The President is a novel published in 1946 that firmly and forever established the reputation of Miguel Ángel Asturias as one of the most important Latin American novelists of the 20th century. The final composition represents a work that the author tended to off-and-on more than a decade between 1922 and 1933, with the result being widely regarded even today as the single most important work about Latin America dictatorships yet written. The real-life inspiration of the novel’s tyrant is Manuel José Estrada Cabrera, the 13th President of the author’s native country of Guatemala.

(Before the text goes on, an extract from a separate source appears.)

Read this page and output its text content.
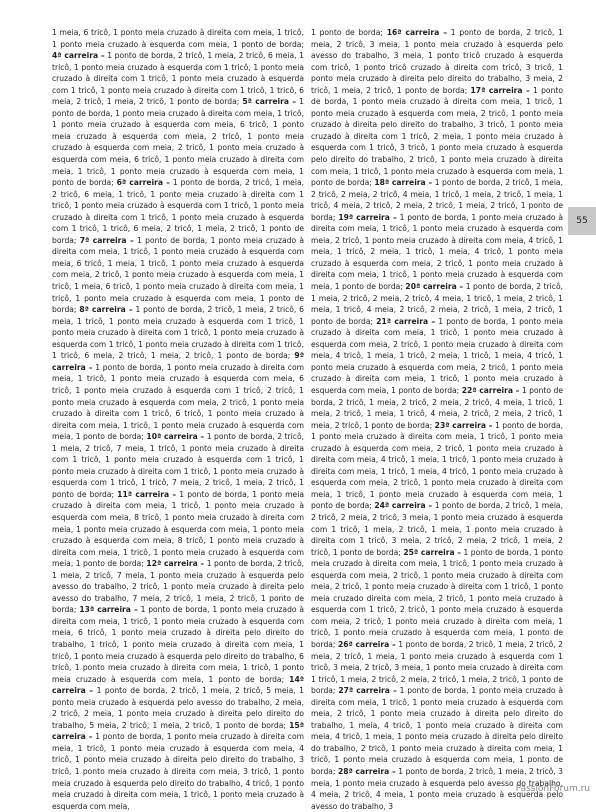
1 meia, 6 tricô, 1 ponto meia cruzado à direita com meia, 1 tricô, 1 ponto meia cruzado à esquerda com meia, 1 ponto de borda; 4ª carreira – 1 ponto de borda, 2 tricô, 1 meia, 2 tricô, 6 meia, 1 tricô, 1 ponto meia cruzado à esquerda com 1 tricô, 1 ponto meia cruzado à direita com 1 tricô, 1 ponto meia cruzado à esquerda com 1 tricô, 1 ponto meia cruzado à direita com 1 tricô, 1 tricô, 6 meia, 2 tricô, 1 meia, 2 tricô, 1 ponto de borda; 5ª carreira – 1 ponto de borda, 1 ponto meia cruzado à direita com meia, 1 tricô, 1 ponto meia cruzado à esquerda com meia, 6 tricô, 1 ponto meia cruzado à esquerda com meia, 2 tricô, 1 ponto meia cruzado à esquerda com meia, 2 tricô, 1 ponto meia cruzado à esquerda com meia, 6 tricô, 1 ponto meia cruzado à direita com meia, 1 tricô, 1 ponto meia cruzado à esquerda com meia, 1 ponto de borda; 6ª carreira – 1 ponto de borda, 2 tricô, 1 meia, 2 tricô, 6 meia, 1 tricô, 1 ponto meia cruzado à direita com 1 tricô, 1 ponto meia cruzado à esquerda com 1 tricô, 1 ponto meia cruzado à direita com 1 tricô, 1 ponto meia cruzado à esquerda com 1 tricô, 1 tricô, 6 meia, 2 tricô, 1 meia, 2 tricô, 1 ponto de borda; 7ª carreira – 1 ponto de borda, 1 ponto meia cruzado à direita com meia, 1 tricô, 1 ponto meia cruzado à esquerda com meia, 6 tricô, 1 meia, 1 tricô, 1 ponto meia cruzado à esquerda com meia, 2 tricô, 1 ponto meia cruzado à esquerda com meia, 1 tricô, 1 meia, 6 tricô, 1 ponto meia cruzado à direita com meia, 1 tricô, 1 ponto meia cruzado à esquerda com meia, 1 ponto de borda; 8ª carreira – 1 ponto de borda, 2 tricô, 1 meia, 2 tricô, 6 meia, 1 tricô, 1 ponto meia cruzado à esquerda com 1 tricô, 1 ponto meia cruzado à direita com 1 tricô, 1 ponto meia cruzado à esquerda com 1 tricô, 1 ponto meia cruzado à direita com 1 tricô, 1 tricô, 6 meia, 2 tricô, 1 meia, 2 tricô, 1 ponto de borda; 9ª carreira – 1 ponto de borda, 1 ponto meia cruzado à direita com meia, 1 tricô, 1 ponto meia cruzado à esquerda com meia, 6 tricô, 1 ponto meia cruzado à esquerda com 1 tricô, 2 tricô, 1 ponto meia cruzado à esquerda com meia, 2 tricô, 1 ponto meia cruzado à direita com 1 tricô, 6 tricô, 1 ponto meia cruzado à direita com meia, 1 tricô, 1 ponto meia cruzado à esquerda com meia, 1 ponto de borda; 10ª carreira – 1 ponto de borda, 2 tricô, 1 meia, 2 tricô, 7 meia, 1 tricô, 1 ponto meia cruzado à direita com 1 tricô, 1 ponto meia cruzado à esquerda com 1 tricô, 1 ponto meia cruzado à direita com 1 tricô, 1 ponto meia cruzado à esquerda com 1 tricô, 1 tricô, 7 meia, 2 tricô, 1 meia, 2 tricô, 1 ponto de borda; 11ª carreira – 1 ponto de borda, 1 ponto meia cruzado à direita com meia, 1 tricô, 1 ponto meia cruzado à esquerda com meia, 8 tricô, 1 ponto meia cruzado à direita com meia, 1 ponto meia cruzado à esquerda com meia, 1 ponto meia cruzado à esquerda com meia, 8 tricô, 1 ponto meia cruzado à direita com meia, 1 tricô, 1 ponto meia cruzado à esquerda com meia, 1 ponto de borda; 12ª carreira – 1 ponto de borda, 2 tricô, 1 meia, 2 tricô, 7 meia, 1 ponto meia cruzado à esquerda pelo avesso do trabalho, 2 tricô, 1 ponto meia cruzado à direita pelo avesso do trabalho, 7 meia, 2 tricô, 1 meia, 2 tricô, 1 ponto de borda; 13ª carreira – 1 ponto de borda, 1 ponto meia cruzado à direita com meia, 1 tricô, 1 ponto meia cruzado à esquerda com meia, 6 tricô, 1 ponto meia cruzado à direita pelo direito do trabalho, 1 tricô, 1 ponto meia cruzado à direita com meia, 1 tricô, 1 ponto meia cruzado à esquerda pelo direito do trabalho, 6 tricô, 1 ponto meia cruzado à direita com meia, 1 tricô, 1 ponto meia cruzado à esquerda com meia, 1 ponto de borda; 14ª carreira – 1 ponto de borda, 2 tricô, 1 meia, 2 tricô, 5 meia, 1 ponto meia cruzado à esquerda pelo avesso do trabalho, 2 meia, 2 tricô, 2 meia, 1 ponto meia cruzado à direita pelo direito do trabalho, 5 meia, 2 tricô, 1 meia, 2 tricô, 1 ponto de borda; 15ª carreira – 1 ponto de borda, 1 ponto meia cruzado à direita com meia, 1 tricô, 1 ponto meia cruzado à esquerda com meia, 4 tricô, 1 ponto meia cruzado à direita pelo direito do trabalho, 3 tricô, 1 ponto meia cruzado à direita com meia, 3 tricô, 1 ponto meia cruzado à esquerda pelo direito do trabalho, 4 tricô, 1 ponto meia cruzado à direita com meia, 1 tricô, 1 ponto meia cruzado à esquerda com meia,
1 ponto de borda; 16ª carreira – 1 ponto de borda, 2 tricô, 1 meia, 2 tricô, 3 meia, 1 ponto meia cruzado à esquerda pelo avesso do trabalho, 3 meia, 1 ponto tricô cruzado à esquerda com tricô, 1 ponto tricô cruzado à direita com tricô, 3 tricô, 1 ponto meia cruzado à direita pelo direito do trabalho, 3 meia, 2 tricô, 1 meia, 2 tricô, 1 ponto de borda; 17ª carreira – 1 ponto de borda, 1 ponto meia cruzado à direita com meia, 1 tricô, 1 ponto meia cruzado à esquerda com meia, 2 tricô, 1 ponto meia cruzado à direita pelo direito do trabalho, 3 tricô, 1 ponto meia cruzado à direita com 1 tricô, 2 meia, 1 ponto meia cruzado à esquerda com 1 tricô, 3 tricô, 1 ponto meia cruzado à esquerda pelo direito do trabalho, 2 tricô, 1 ponto meia cruzado à direita com meia, 1 tricô, 1 ponto meia cruzado à esquerda com meia, 1 ponto de borda; 18ª carreira – 1 ponto de borda, 2 tricô, 1 meia, 2 tricô, 2 meia, 2 tricô, 4 meia, 1 tricô, 1 meia, 2 tricô, 1 meia, 1 tricô, 4 meia, 2 tricô, 2 meia, 2 tricô, 1 meia, 2 tricô, 1 ponto de borda; 19ª carreira – 1 ponto de borda, 1 ponto meia cruzado à direita com meia, 1 tricô, 1 ponto meia cruzado à esquerda com meia, 2 tricô, 1 ponto meia cruzado à direita com meia, 4 tricô, 1 meia, 1 tricô, 2 meia, 1 tricô, 1 meia, 4 tricô, 1 ponto meia cruzado à esquerda com meia, 2 tricô, 1 ponto meia cruzado à direita com meia, 1 tricô, 1 ponto meia cruzado à esquerda com meia, 1 ponto de borda; 20ª carreira – 1 ponto de borda, 2 tricô, 1 meia, 2 tricô, 2 meia, 2 tricô, 4 meia, 1 tricô, 1 meia, 2 tricô, 1 meia, 1 tricô, 4 meia, 2 tricô, 2 meia, 2 tricô, 1 meia, 2 tricô, 1 ponto de borda; 21ª carreira – 1 ponto de borda, 1 ponto meia cruzado à direita com meia, 1 tricô, 1 ponto meia cruzado à esquerda com meia, 2 tricô, 1 ponto meia cruzado à direita com meia, 4 tricô, 1 meia, 1 tricô, 2 meia, 1 tricô, 1 meia, 4 tricô, 1 ponto meia cruzado à esquerda com meia, 2 tricô, 1 ponto meia cruzado à direita com meia, 1 tricô, 1 ponto meia cruzado à esquerda com meia, 1 ponto de borda; 22ª carreira – 1 ponto de borda, 2 tricô, 1 meia, 2 tricô, 2 meia, 2 tricô, 4 meia, 1 tricô, 1 meia, 2 tricô, 1 meia, 1 tricô, 4 meia, 2 tricô, 2 meia, 2 tricô, 1 meia, 2 tricô, 1 ponto de borda; 23ª carreira – 1 ponto de borda, 1 ponto meia cruzado à direita com meia, 1 tricô, 1 ponto meia cruzado à esquerda com meia, 2 tricô, 1 ponto meia cruzado à direita com meia, 4 tricô, 1 meia, 1 tricô, 1 ponto meia cruzado à direita com meia, 1 tricô, 1 meia, 4 tricô, 1 ponto meia cruzado à esquerda com meia, 2 tricô, 1 ponto meia cruzado à direita com meia, 1 tricô, 1 ponto meia cruzado à esquerda com meia, 1 ponto de borda; 24ª carreira – 1 ponto de borda, 2 tricô, 1 meia, 2 tricô, 2 meia, 2 tricô, 3 meia, 1 ponto meia cruzado à esquerda com 1 tricô, 1 meia, 2 tricô, 1 meia, 1 ponto meia cruzado à direita com 1 tricô, 3 meia, 2 tricô, 2 meia, 2 tricô, 1 meia, 2 tricô, 1 ponto de borda; 25ª carreira – 1 ponto de borda, 1 ponto meia cruzado à direita com meia, 1 tricô, 1 ponto meia cruzado à esquerda com meia, 2 tricô, 1 ponto meia cruzado à direita com meia, 2 tricô, 1 ponto meia cruzado à direita com 1 tricô, 1 ponto meia cruzado direita com meia, 2 tricô, 1 ponto meia cruzado à esquerda com 1 tricô, 2 tricô, 1 ponto meia cruzado à esquerda com meia, 2 tricô, 1 ponto meia cruzado à direita com meia, 1 tricô, 1 ponto meia cruzado à esquerda com meia, 1 ponto de borda; 26ª carreira – 1 ponto de borda, 2 tricô, 1 meia, 2 tricô, 2 meia, 2 tricô, 1 meia, 1 ponto meia cruzado à esquerda com 1 tricô, 3 meia, 2 tricô, 3 meia, 1 ponto meia cruzado à direita com 1 tricô, 1 meia, 2 tricô, 2 meia, 2 tricô, 1 meia, 2 tricô, 1 ponto de borda; 27ª carreira – 1 ponto de borda, 1 ponto meia cruzado à direita com meia, 1 tricô, 1 ponto meia cruzado à esquerda com meia, 2 tricô, 1 ponto meia cruzado à direita pelo direito do trabalho, 1 meia, 4 tricô, 1 ponto meia cruzado à direita com meia, 4 tricô, 1 meia, 1 ponto meia cruzado à direita pelo direito do trabalho, 2 tricô, 1 ponto meia cruzado à direita com meia, 1 tricô, 1 ponto meia cruzado à esquerda com meia, 1 ponto de borda; 28ª carreira – 1 ponto de borda, 2 tricô, 1 meia, 2 tricô, 3 meia, 1 ponto meia cruzado à esquerda pelo avesso do trabalho, 4 meia, 2 tricô, 4 meia, 1 ponto meia cruzado à esquerda pelo avesso do trabalho, 3
55
PassionForum.ru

The novel’s strength comes not from creating and following a character who rises to the level of tyrannical despot and situating him as the central figure in the narrative, but rather from the psychological aspects of how such a character becomes an imposition into the lives of literally everyone under that power. The actual name of the title character is never given—he is always and only referred to El Presidente and his actual physical appearance in the narrative is paltry. Like Don Vito Corleone in the film version of The Godfather, while he may technically be only a supporting character, the power of his impact upon every other scene raises him to the level of leading character. The President thus becomes more a novel about how every life lived under the aegis of a dictator becomes a narrative written by that leader than it is a life defined by those inhabiting it.
Based in large part upon the legacy and reputation which had built up around The President since its initial publication two decades earlier, Miguel Ángel Asturias was awarded the Nobel Prize for Literature in 1967.